Scientists have long theorized that Earth's volatiles were brought by a barrage of meteorites from the far reaches of the solar system, called carbonaceous chondrites. Researchers have measured elevated levels of volatiles in the remnants of ancient meteorites.
But Earth's non-core materials boast a carbon-nitrogen ratio roughly 20 times greater than the ratios found in carbonaceous chondrites.
To test whether a single collision with another planetary body could explain Earth's volatiles, scientists retreated to the lab. Through a series of experiments, researchers simulated the formation of a planet with greater concentrations of carbon and nitrogen -- a planet that might explain Earth's abundance of volatiles.
The experiments showed the formation of a sulfur-rich planetary core inside the hypothetical donor planet would have ensured more carbon and nitrogen was retained by the planet's non-core material.
Using data from their lab experiments, the researchers designed a computer model to test whether an ancient collision with a planet with a sulfur-rich core and a carbon-rich mantle and crust -- the planet's bulk silicate -- could explain the formation of the moon.
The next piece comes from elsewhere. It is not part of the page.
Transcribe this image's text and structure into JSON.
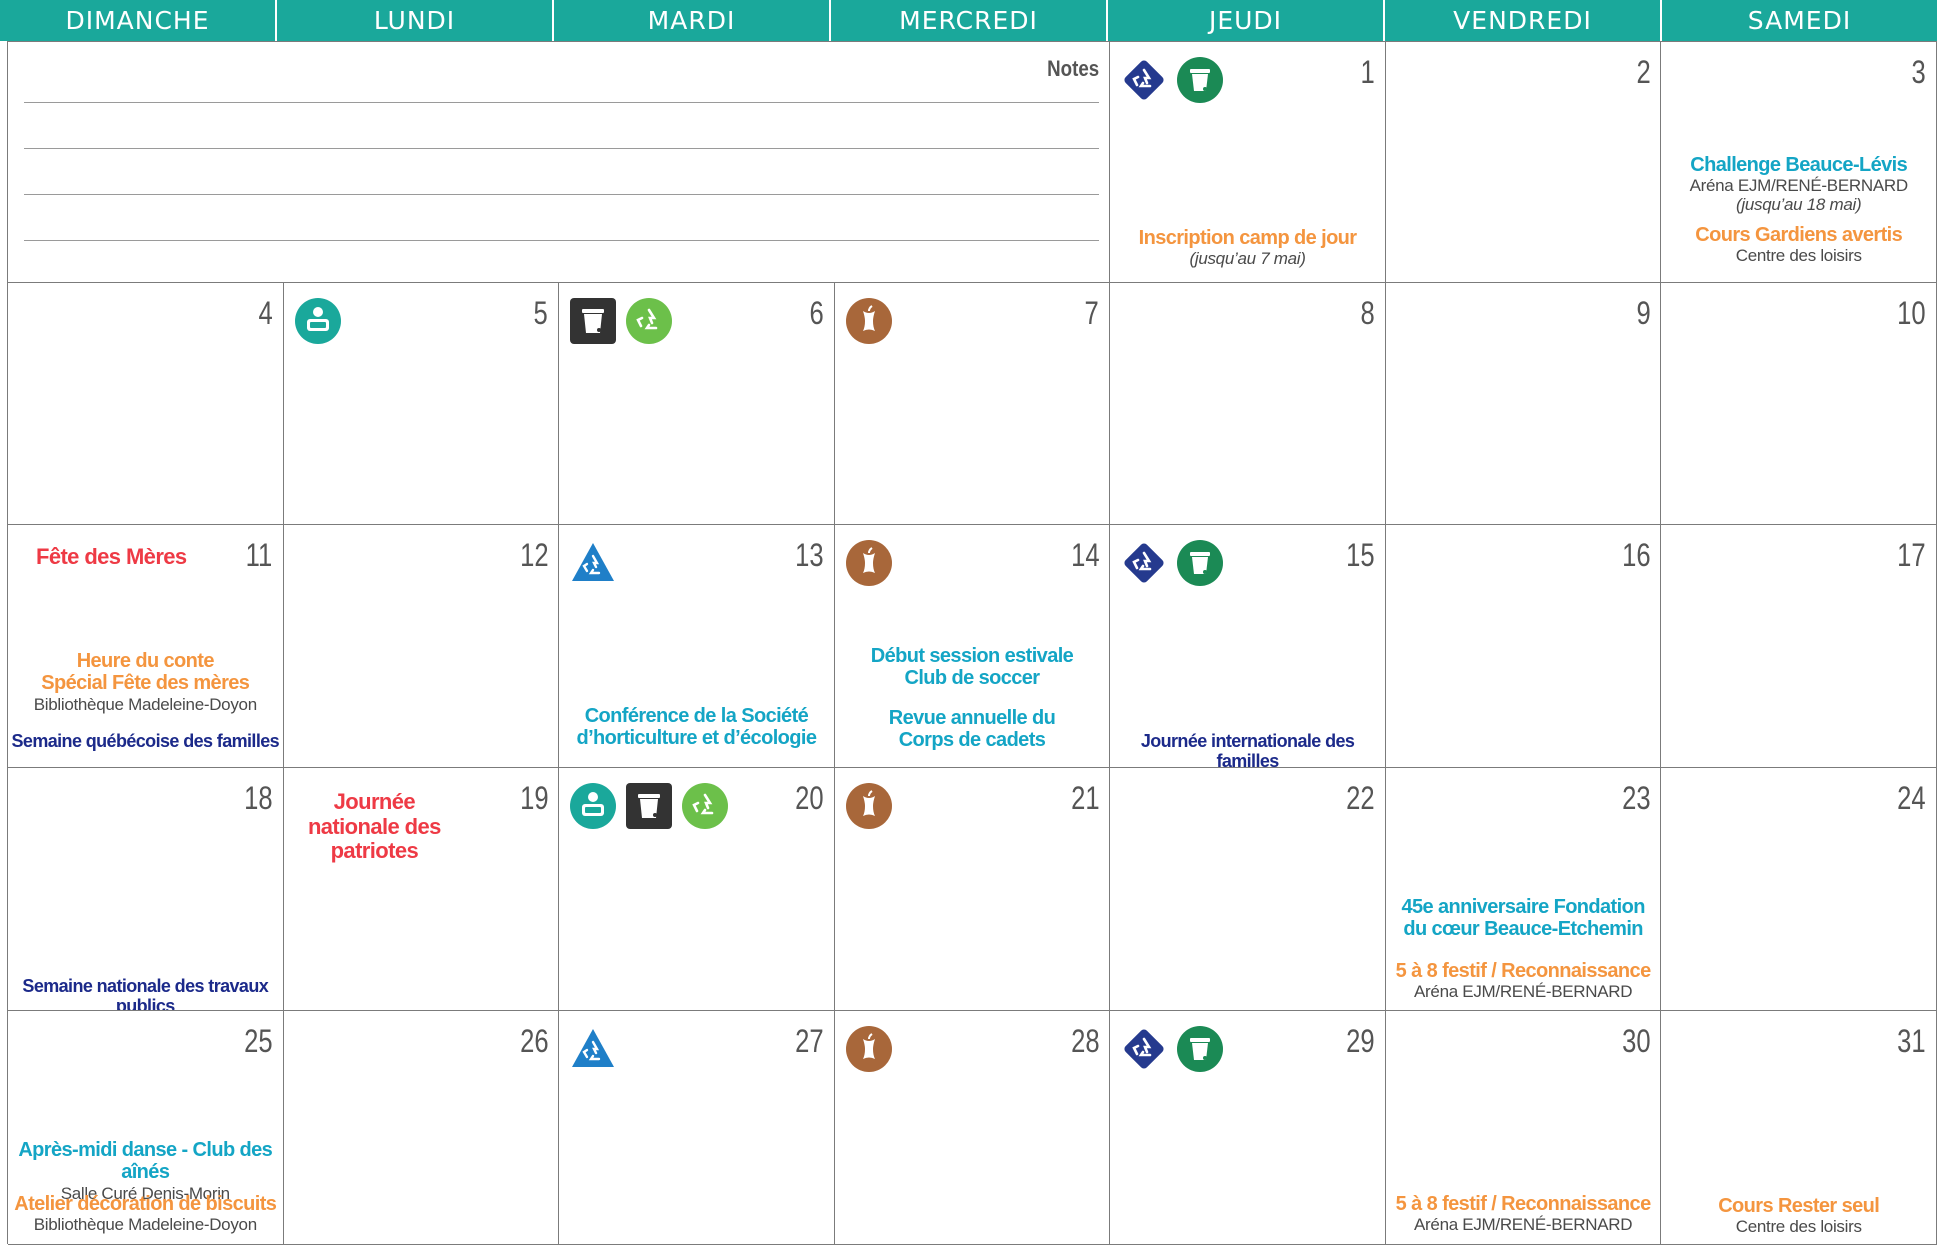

The simulation considered millions of scenarios, helping scientists ensure such a collision was in agreement with the geochemistry of the early solar system.
"What we found is that all the evidence -- isotopic signatures, the carbon-nitrogen ratio and the overall amounts of carbon, nitrogen and sulfur in the bulk silicate Earth -- are consistent with a moon-forming impact involving a volatile-bearing, Mars-sized planet with a sulfur-rich core," said graduate student Damanveer Grewal.
Though it's likely carbonaceous chondrites contributed to Earth's supply of volatiles, the latest research, published this week in the journal Science Advances, suggests an ancient planetary collision offers the best explanation for Earth's carbon, nitrogen and sulphur ratios.